広大な施設だけあって全ての部屋に人がいるわけではなかった為、魔力感知に反応が無く、物音や声が聞こえず、気配を感じない部屋だけを慎重に選んで入ると……まず見つけたのは、魔物の体組織を解剖していると思われる研究室のような部屋だ。
「マキナ。写真を撮っていくから、随時学園のサーバーに送ってくれ」
『入力』
魔物の眼や皮膚、筋肉、靭帯、鱗、角、牙、さらには脳に至るまで、様々な部位をホルムアルデヒドの水溶液と思われる液体で満たされたカプセルに入れて並べてある。
晃生はそれらを携帯の写真に収めながら部屋の奥へと進んで行く。
(すごいな、魔物の研究室か……? まさか、地下牢に閉じ込めていた人達まで使う気じゃないだろうな……)
棚に並ぶファイルの中から『混合獣実験①』とラベリングされたものを手に取って開いてみると、ウルフ種を始めとする数々の獣系モンスターの交配記録や外科的に移植した際の拒絶反応等が詳細に書かれてあった。
胸くそ悪いと思いつつ、晃生はナンバーが最も新しい『混合獣実験⑦』を開く。
そこに書かれていたのは——人間同士の移植実験。
「何だよこれ……ヒトの魔力強化部位を他人に移植し、複数の能力を備えた超人を人工的に生み出す実験へ移行……初期段階では急性T細胞関連型拒絶反応を免疫抑制薬によってコントロールしているにも関わらず謎の拒絶反応によって結合部の細胞が崩壊。精神にも異常をきたし発狂に至るケースも見受けられた……その後の研究で魔力にはその性質に個人差があり、同質の魔力を持つ者同士の組織であれば順応させることが出来ると判明……」
声に出して読んでいた晃生が、魔力の性質を順応させる、という部分に引っ掛かりを覚える。
(これ……どこかで似たような話を聞いた気がする……)
少し考え込んだ晃生は学園入学時のことを思い出し、気付く。
(そうか……麗色ちゃんが宮沢先生と寄生スライムの魔力を同調させて共生を成功させた話に似てるんだ……あれより恣意的で強引な内容だけど、宮沢先生の例を考えれば、この方法で実験は成功してしまうんじゃ……)
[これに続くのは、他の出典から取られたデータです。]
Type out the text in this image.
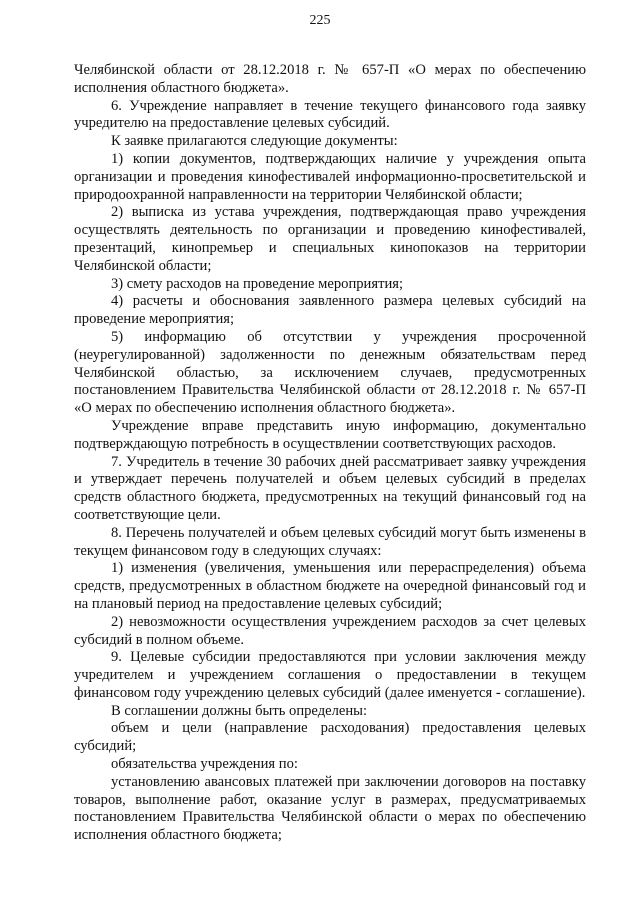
225

Челябинской области от 28.12.2018 г. № 657-П «О мерах по обеспечению исполнения областного бюджета».

6. Учреждение направляет в течение текущего финансового года заявку учредителю на предоставление целевых субсидий.

К заявке прилагаются следующие документы:

1) копии документов, подтверждающих наличие у учреждения опыта организации и проведения кинофестивалей информационно-просветительской и природоохранной направленности на территории Челябинской области;

2) выписка из устава учреждения, подтверждающая право учреждения осуществлять деятельность по организации и проведению кинофестивалей, презентаций, кинопремьер и специальных кинопоказов на территории Челябинской области;

3) смету расходов на проведение мероприятия;

4) расчеты и обоснования заявленного размера целевых субсидий на проведение мероприятия;

5) информацию об отсутствии у учреждения просроченной (неурегулированной) задолженности по денежным обязательствам перед Челябинской областью, за исключением случаев, предусмотренных постановлением Правительства Челябинской области от 28.12.2018 г. № 657-П «О мерах по обеспечению исполнения областного бюджета».

Учреждение вправе представить иную информацию, документально подтверждающую потребность в осуществлении соответствующих расходов.

7. Учредитель в течение 30 рабочих дней рассматривает заявку учреждения и утверждает перечень получателей и объем целевых субсидий в пределах средств областного бюджета, предусмотренных на текущий финансовый год на соответствующие цели.

8. Перечень получателей и объем целевых субсидий могут быть изменены в текущем финансовом году в следующих случаях:

1) изменения (увеличения, уменьшения или перераспределения) объема средств, предусмотренных в областном бюджете на очередной финансовый год и на плановый период на предоставление целевых субсидий;

2) невозможности осуществления учреждением расходов за счет целевых субсидий в полном объеме.

9. Целевые субсидии предоставляются при условии заключения между учредителем и учреждением соглашения о предоставлении в текущем финансовом году учреждению целевых субсидий (далее именуется - соглашение).

В соглашении должны быть определены:

объем и цели (направление расходования) предоставления целевых субсидий;

обязательства учреждения по:

установлению авансовых платежей при заключении договоров на поставку товаров, выполнение работ, оказание услуг в размерах, предусматриваемых постановлением Правительства Челябинской области о мерах по обеспечению исполнения областного бюджета;
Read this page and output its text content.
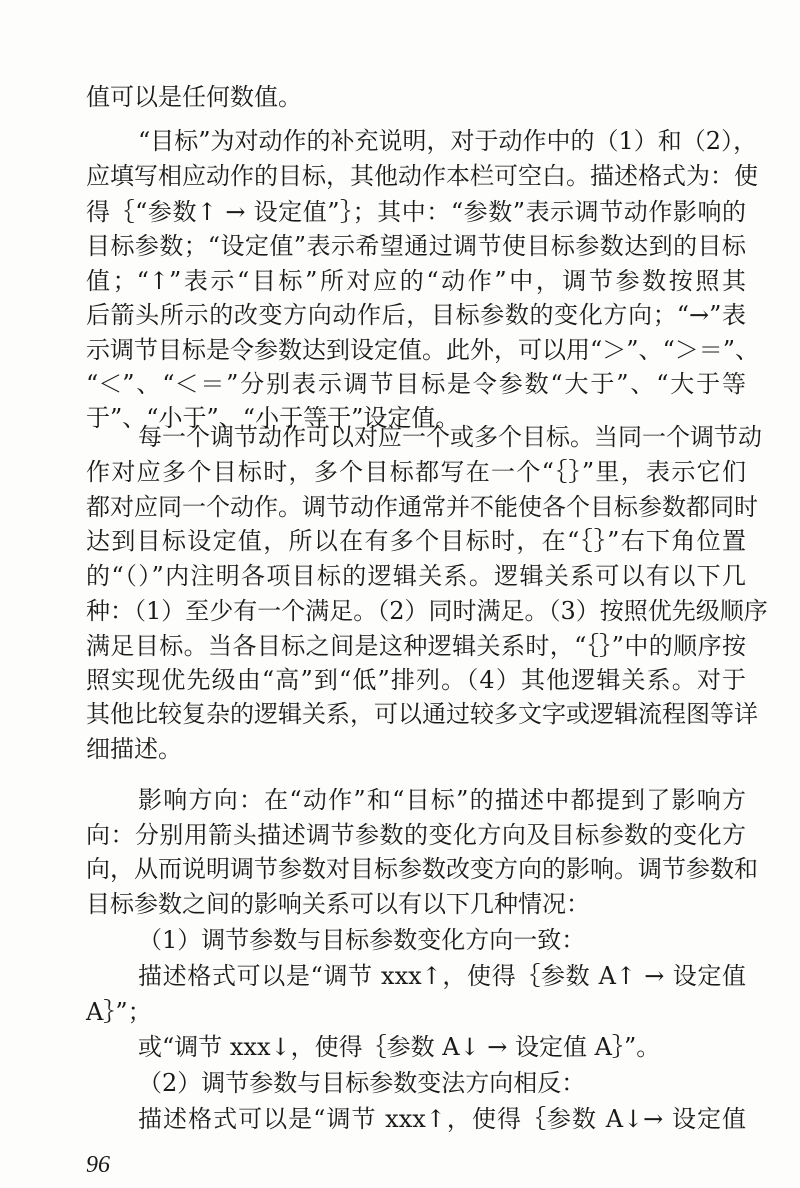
值可以是任何数值。
“目标”为对动作的补充说明，对于动作中的（1）和（2），
应填写相应动作的目标，其他动作本栏可空白。描述格式为：使
得｛“参数↑ → 设定值”｝；其中：“参数”表示调节动作影响的
目标参数；“设定值”表示希望通过调节使目标参数达到的目标
值；“↑”表示“目标”所对应的“动作”中，调节参数按照其
后箭头所示的改变方向动作后，目标参数的变化方向；“→”表
示调节目标是令参数达到设定值。此外，可以用“＞”、“＞＝”、
“＜”、“＜＝”分别表示调节目标是令参数“大于”、“大于等
于”、“小于”、“小于等于”设定值。
每一个调节动作可以对应一个或多个目标。当同一个调节动
作对应多个目标时，多个目标都写在一个“｛｝”里，表示它们
都对应同一个动作。调节动作通常并不能使各个目标参数都同时
达到目标设定值，所以在有多个目标时，在“｛｝”右下角位置
的“（）”内注明各项目标的逻辑关系。逻辑关系可以有以下几
种：（1）至少有一个满足。（2）同时满足。（3）按照优先级顺序
满足目标。当各目标之间是这种逻辑关系时，“｛｝”中的顺序按
照实现优先级由“高”到“低”排列。（4）其他逻辑关系。对于
其他比较复杂的逻辑关系，可以通过较多文字或逻辑流程图等详
细描述。
影响方向：在“动作”和“目标”的描述中都提到了影响方
向：分别用箭头描述调节参数的变化方向及目标参数的变化方
向，从而说明调节参数对目标参数改变方向的影响。调节参数和
目标参数之间的影响关系可以有以下几种情况：
（1）调节参数与目标参数变化方向一致：
描述格式可以是“调节 xxx↑，使得｛参数 A↑ → 设定值
A｝”；
或“调节 xxx↓，使得｛参数 A↓ → 设定值 A｝”。
（2）调节参数与目标参数变法方向相反：
描述格式可以是“调节 xxx↑，使得｛参数 A↓→ 设定值
96
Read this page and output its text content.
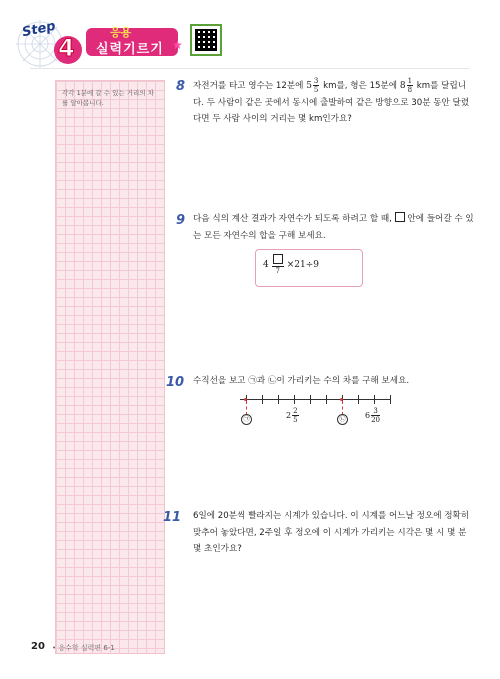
Step
4
응용
실력기르기 ★
각각 1분에 갈 수 있는 거리의 차를 알아봅니다.
8 자전거를 타고 영수는 12분에 $5 \frac{3}{5}$ km를, 형은 15분에 $8 \frac{1}{8}$ km를 달립니
다. 두 사람이 같은 곳에서 동시에 출발하여 같은 방향으로 30분 동안 달렸
다면 두 사람 사이의 거리는 몇 km인가요?
9 다음 식의 계산 결과가 자연수가 되도록 하려고 할 때, 안에 들어갈 수 있
는 모든 자연수의 합을 구해 보세요.
4
7
×21÷9
10 수직선을 보고 ㉠과 ㉡이 가리키는 수의 차를 구해 보세요.
㉠	㉡
$2 \frac{2}{5}$	$6 \frac{3}{20}$
11 6일에 20분씩 빨라지는 시계가 있습니다. 이 시계를 어느날 정오에 정확히
맞추어 놓았다면, 2주일 후 정오에 이 시계가 가리키는 시각은 몇 시 몇 분
몇 초인가요?
20 • 응수학 실력편 6-1
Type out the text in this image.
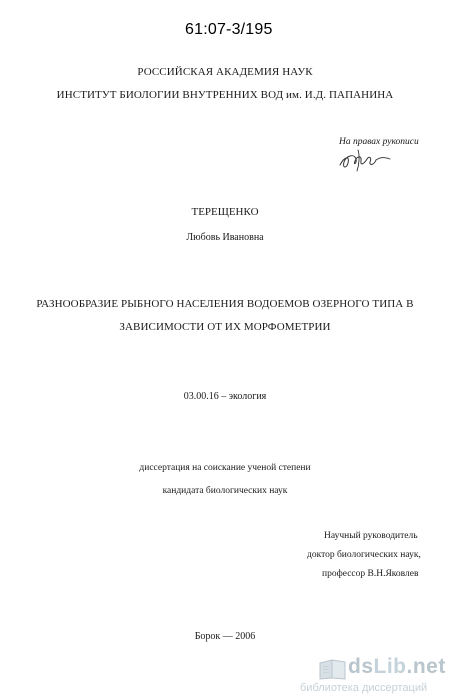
61:07-3/195
РОССИЙСКАЯ АКАДЕМИЯ НАУК
ИНСТИТУТ БИОЛОГИИ ВНУТРЕННИХ ВОД им. И.Д. ПАПАНИНА
На правах рукописи
ТЕРЕЩЕНКО
Любовь Ивановна
РАЗНООБРАЗИЕ РЫБНОГО НАСЕЛЕНИЯ ВОДОЕМОВ ОЗЕРНОГО ТИПА В
ЗАВИСИМОСТИ ОТ ИХ МОРФОМЕТРИИ
03.00.16 – экология
диссертация на соискание ученой степени
кандидата биологических наук
Научный руководитель
доктор биологических наук,
профессор В.Н.Яковлев
Борок — 2006
dsLib.net
библиотека диссертаций
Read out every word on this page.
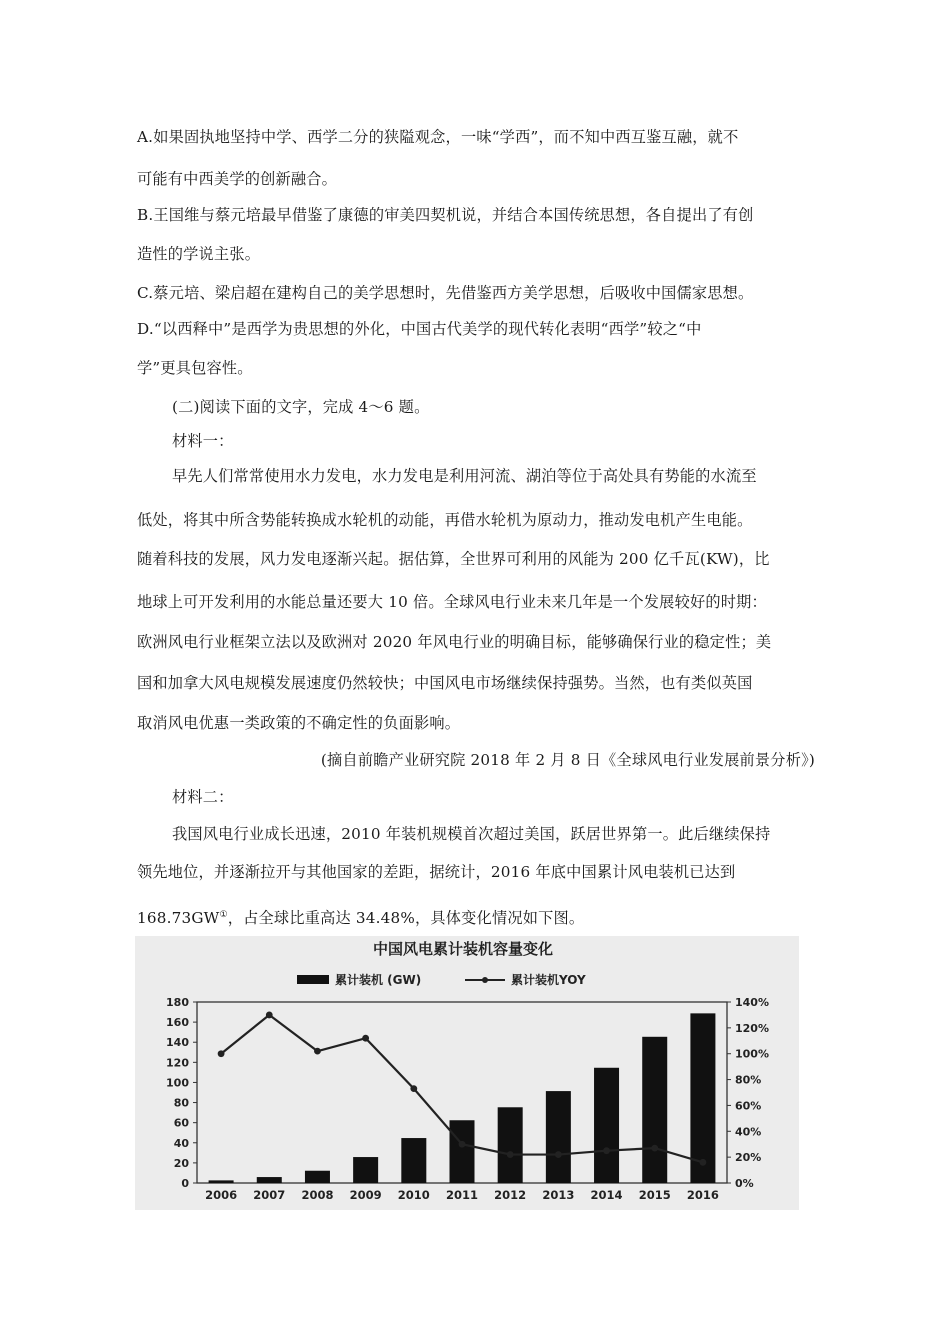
A.如果固执地坚持中学、西学二分的狭隘观念，一味“学西”，而不知中西互鉴互融，就不
可能有中西美学的创新融合。
B.王国维与蔡元培最早借鉴了康德的审美四契机说，并结合本国传统思想，各自提出了有创
造性的学说主张。
C.蔡元培、梁启超在建构自己的美学思想时，先借鉴西方美学思想，后吸收中国儒家思想。
D.“以西释中”是西学为贵思想的外化，中国古代美学的现代转化表明“西学”较之“中
学”更具包容性。
(二)阅读下面的文字，完成 4～6 题。
材料一：
早先人们常常使用水力发电，水力发电是利用河流、湖泊等位于高处具有势能的水流至
低处，将其中所含势能转换成水轮机的动能，再借水轮机为原动力，推动发电机产生电能。
随着科技的发展，风力发电逐渐兴起。据估算，全世界可利用的风能为 200 亿千瓦(KW)，比
地球上可开发利用的水能总量还要大 10 倍。全球风电行业未来几年是一个发展较好的时期：
欧洲风电行业框架立法以及欧洲对 2020 年风电行业的明确目标，能够确保行业的稳定性；美
国和加拿大风电规模发展速度仍然较快；中国风电市场继续保持强势。当然，也有类似英国
取消风电优惠一类政策的不确定性的负面影响。
(摘自前瞻产业研究院 2018 年 2 月 8 日《全球风电行业发展前景分析》)
材料二：
我国风电行业成长迅速，2010 年装机规模首次超过美国，跃居世界第一。此后继续保持
领先地位，并逐渐拉开与其他国家的差距，据统计，2016 年底中国累计风电装机已达到
168.73GW①，占全球比重高达 34.48%，具体变化情况如下图。
中国风电累计装机容量变化
累计装机 (GW)	累计装机YOY
0
20
40
60
80
100
120
140
160
180
0%
20%
40%
60%
80%
100%
120%
140%
2006 2007 2008 2009 2010 2011 2012 2013 2014 2015 2016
「……やっぱりだ……成功例……検体番号0……人間兵器……」
麗色の超知力がなければ魔力という未知の粒子エネルギーのコントロールはやはり困難を極めるらしく、夥しい数の人体実験の記録を読み進めていった晃生はやがて無言でファイルを閉じ、眼を鋭くした顔を上げる。
(リライフギルド……社会的弱者の希望を謳いながら、裏ではこんな事をやってた訳か……)
ファイルを棚に戻し、晃生は静かにその部屋を後にした。